Brief
Nilens Jord is a legacy Danish makeup and skin care brand and was first to introduce fully paraben- and perfume-free products in the 80s’. But with many more players on the market today, and after many years of down-prioritising brand building, we could see a rapid decline in brand awareness, consideration and preference among the under 35s. How do you bring an iconic brand with impressive product credentials into the next century? You connect the product ambition with a just as ambitious and meaningful brand platform.
Insight
87% of girls think women are being judged on their looks*, rather than their achievements.
This is perpetuated by the way women are stereotypically typecast in media and advertising, and not least the beauty industry. Nilens Jord was the first brand in Denmark to introduce a fully paraben- and perfume-free product line up, and now it is the first beauty brand to acknowledge its responsibility and address the lack of true representation of women.
The beauty industry has come a long way since the 80s, but has it fundamentally changed the way it views, represents and promotes female beauty? Not even the Prime Minister of Finland seems able to escape judgment in the media and press for her appearance while off duty, and 57-year-old Sarah Jessica Parker is branded “brave” just for leaving the house in her natural grey hair.
This is skin-deep empowerment. Seeing more diverse bodies and faces in beauty campaigns today is not enough, we need to acknowledge the woman behind the face.

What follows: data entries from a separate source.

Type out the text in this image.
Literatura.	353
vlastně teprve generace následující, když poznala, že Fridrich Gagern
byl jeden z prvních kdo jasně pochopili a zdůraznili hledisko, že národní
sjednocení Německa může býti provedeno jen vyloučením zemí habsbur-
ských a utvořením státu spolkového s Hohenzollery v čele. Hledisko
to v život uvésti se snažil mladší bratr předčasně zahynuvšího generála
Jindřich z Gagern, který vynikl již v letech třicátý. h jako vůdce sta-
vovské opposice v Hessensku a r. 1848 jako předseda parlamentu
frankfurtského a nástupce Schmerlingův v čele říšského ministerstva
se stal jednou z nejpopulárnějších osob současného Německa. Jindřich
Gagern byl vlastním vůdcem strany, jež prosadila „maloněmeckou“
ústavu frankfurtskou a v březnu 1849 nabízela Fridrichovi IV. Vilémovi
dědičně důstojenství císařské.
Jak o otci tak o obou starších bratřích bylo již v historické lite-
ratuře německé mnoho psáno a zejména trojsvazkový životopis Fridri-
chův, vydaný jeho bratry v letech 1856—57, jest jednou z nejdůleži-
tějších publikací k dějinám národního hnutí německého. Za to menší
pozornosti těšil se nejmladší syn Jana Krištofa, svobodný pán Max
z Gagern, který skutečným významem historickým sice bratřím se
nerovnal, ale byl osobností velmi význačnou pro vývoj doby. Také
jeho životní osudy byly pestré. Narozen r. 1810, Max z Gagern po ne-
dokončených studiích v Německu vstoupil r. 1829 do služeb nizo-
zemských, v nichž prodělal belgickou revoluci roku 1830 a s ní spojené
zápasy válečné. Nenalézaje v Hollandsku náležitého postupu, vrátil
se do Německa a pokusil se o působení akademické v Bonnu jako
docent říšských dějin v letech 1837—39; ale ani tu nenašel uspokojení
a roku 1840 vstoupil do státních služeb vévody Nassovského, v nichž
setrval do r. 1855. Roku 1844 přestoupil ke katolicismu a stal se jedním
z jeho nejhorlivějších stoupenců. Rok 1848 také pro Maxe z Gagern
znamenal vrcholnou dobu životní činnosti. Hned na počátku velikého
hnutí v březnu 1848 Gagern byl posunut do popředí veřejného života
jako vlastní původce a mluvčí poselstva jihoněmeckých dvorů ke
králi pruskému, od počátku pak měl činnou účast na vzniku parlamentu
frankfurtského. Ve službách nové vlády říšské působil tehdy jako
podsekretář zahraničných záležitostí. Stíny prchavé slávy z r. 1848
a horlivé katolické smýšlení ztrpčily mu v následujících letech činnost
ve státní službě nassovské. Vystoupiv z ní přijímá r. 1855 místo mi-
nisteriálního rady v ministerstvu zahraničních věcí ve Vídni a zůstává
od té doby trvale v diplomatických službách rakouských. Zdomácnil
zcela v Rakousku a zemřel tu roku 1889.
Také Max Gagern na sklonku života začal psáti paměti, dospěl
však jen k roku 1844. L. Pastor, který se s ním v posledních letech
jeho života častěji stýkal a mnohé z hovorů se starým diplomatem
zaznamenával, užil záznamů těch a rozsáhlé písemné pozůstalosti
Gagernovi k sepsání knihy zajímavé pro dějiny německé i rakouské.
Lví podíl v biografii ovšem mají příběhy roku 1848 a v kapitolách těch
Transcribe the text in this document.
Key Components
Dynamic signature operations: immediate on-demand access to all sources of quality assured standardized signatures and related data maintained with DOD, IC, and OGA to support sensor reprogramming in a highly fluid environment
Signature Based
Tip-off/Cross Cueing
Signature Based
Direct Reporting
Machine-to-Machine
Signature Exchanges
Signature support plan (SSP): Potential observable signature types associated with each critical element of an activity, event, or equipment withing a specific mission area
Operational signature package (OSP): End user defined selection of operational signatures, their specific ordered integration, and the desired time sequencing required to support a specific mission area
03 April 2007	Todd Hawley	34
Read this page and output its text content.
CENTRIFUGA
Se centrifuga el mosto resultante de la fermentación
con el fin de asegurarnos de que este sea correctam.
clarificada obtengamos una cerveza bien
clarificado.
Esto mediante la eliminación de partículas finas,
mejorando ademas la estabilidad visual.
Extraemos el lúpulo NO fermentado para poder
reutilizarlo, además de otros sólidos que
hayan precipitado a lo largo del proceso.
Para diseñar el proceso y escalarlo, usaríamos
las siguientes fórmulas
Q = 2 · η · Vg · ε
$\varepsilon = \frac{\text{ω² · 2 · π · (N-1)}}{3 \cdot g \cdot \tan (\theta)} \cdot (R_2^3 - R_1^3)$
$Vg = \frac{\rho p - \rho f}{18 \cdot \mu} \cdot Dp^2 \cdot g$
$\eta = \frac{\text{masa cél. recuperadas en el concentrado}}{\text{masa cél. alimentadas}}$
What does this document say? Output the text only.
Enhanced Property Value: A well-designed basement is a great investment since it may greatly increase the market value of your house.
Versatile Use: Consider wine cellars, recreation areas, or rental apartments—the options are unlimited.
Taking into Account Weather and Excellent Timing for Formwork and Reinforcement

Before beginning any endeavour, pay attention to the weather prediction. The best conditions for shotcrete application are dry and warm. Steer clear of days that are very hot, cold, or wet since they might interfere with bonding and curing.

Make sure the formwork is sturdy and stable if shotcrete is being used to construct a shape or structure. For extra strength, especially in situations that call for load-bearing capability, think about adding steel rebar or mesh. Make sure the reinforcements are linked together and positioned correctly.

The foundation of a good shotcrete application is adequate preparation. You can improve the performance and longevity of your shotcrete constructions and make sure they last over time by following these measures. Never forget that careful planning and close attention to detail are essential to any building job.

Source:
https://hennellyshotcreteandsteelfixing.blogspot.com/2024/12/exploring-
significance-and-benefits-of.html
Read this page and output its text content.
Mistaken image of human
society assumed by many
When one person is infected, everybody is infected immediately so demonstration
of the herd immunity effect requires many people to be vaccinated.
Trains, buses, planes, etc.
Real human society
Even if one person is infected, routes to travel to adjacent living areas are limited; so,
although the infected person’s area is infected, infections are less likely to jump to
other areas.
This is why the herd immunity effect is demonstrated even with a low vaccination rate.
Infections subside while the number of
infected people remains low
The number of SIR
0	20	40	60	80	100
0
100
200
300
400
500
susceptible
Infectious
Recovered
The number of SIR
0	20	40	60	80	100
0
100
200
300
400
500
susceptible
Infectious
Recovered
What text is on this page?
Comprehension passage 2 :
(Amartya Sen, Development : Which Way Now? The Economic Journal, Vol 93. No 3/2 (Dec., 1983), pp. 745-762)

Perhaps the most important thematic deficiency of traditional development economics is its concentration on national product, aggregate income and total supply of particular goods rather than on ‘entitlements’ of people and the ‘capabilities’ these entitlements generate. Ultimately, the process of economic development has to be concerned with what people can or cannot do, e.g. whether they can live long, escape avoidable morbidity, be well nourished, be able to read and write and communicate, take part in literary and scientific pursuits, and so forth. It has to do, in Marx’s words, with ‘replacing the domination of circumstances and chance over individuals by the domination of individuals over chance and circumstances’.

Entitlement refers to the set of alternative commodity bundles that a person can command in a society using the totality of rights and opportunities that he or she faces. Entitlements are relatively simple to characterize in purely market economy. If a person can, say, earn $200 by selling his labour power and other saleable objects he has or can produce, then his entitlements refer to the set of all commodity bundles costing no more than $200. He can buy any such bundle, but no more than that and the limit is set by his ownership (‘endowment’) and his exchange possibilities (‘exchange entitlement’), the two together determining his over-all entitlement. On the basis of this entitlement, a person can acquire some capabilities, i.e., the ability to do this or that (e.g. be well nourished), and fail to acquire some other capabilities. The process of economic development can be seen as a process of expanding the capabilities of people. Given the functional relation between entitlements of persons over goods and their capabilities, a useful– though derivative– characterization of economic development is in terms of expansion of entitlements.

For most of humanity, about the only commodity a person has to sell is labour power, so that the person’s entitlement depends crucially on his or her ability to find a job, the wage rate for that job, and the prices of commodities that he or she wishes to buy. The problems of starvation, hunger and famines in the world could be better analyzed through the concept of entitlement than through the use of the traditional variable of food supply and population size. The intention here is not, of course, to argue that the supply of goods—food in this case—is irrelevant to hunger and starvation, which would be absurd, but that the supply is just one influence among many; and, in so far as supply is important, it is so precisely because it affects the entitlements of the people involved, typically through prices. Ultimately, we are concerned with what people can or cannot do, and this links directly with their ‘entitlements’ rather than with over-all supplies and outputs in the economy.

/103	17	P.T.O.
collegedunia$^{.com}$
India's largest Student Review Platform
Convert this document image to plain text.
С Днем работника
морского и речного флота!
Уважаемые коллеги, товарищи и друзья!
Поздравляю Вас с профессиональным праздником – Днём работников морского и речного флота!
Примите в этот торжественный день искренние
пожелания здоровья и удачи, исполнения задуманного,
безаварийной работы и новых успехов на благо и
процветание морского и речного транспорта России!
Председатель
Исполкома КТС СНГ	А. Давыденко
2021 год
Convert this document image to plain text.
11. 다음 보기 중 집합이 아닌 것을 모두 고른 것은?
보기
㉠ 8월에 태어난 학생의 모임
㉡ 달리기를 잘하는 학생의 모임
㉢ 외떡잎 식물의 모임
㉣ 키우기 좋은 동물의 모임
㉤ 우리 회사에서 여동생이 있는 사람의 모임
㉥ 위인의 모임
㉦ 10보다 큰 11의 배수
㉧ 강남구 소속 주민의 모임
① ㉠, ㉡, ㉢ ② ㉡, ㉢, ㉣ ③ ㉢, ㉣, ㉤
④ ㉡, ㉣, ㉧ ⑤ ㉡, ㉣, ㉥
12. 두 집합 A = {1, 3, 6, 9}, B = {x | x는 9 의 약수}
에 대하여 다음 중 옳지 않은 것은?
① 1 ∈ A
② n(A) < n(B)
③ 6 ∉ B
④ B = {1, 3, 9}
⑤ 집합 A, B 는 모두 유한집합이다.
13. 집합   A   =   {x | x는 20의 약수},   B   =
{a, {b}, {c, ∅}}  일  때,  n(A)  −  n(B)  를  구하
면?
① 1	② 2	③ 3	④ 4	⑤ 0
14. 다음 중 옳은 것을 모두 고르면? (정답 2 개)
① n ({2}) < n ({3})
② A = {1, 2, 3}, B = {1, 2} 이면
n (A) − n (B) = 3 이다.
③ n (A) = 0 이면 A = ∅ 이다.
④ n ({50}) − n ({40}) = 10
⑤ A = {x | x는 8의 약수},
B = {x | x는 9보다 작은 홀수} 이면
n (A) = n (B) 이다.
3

*Source: Survey of 1200 girls aged 11-21 by Girlguiding, 2015 and 2020 & Twenty Field Research in Denmark, Sweden, Norway, Germany & the UK, 2022.
Creative Idea
Look Beyond Beauty is a brand platform that encourages the audience to think about the absurdity of judging women by their looks instead of their achievements. And the devastating effects this has on female potential. The platform was launched with a film that follows “Sara”. Sara is a representation of every girl, every woman, standing before her life’s biggest dreams and achievements, facing a singular obsession with what she looks like, over what she is about to, or already has, accomplished.
The questions the different iterations of “Sara” are faced with, are based on quotes from field interviews with women in five markets. All “Saras” have the same recognisable mole on the right side of the face, but as they shatter their very own glass ceilings, the world just continues to reduce them to their looks, in turn limiting their potential to reach their wildest dreams and ambitions.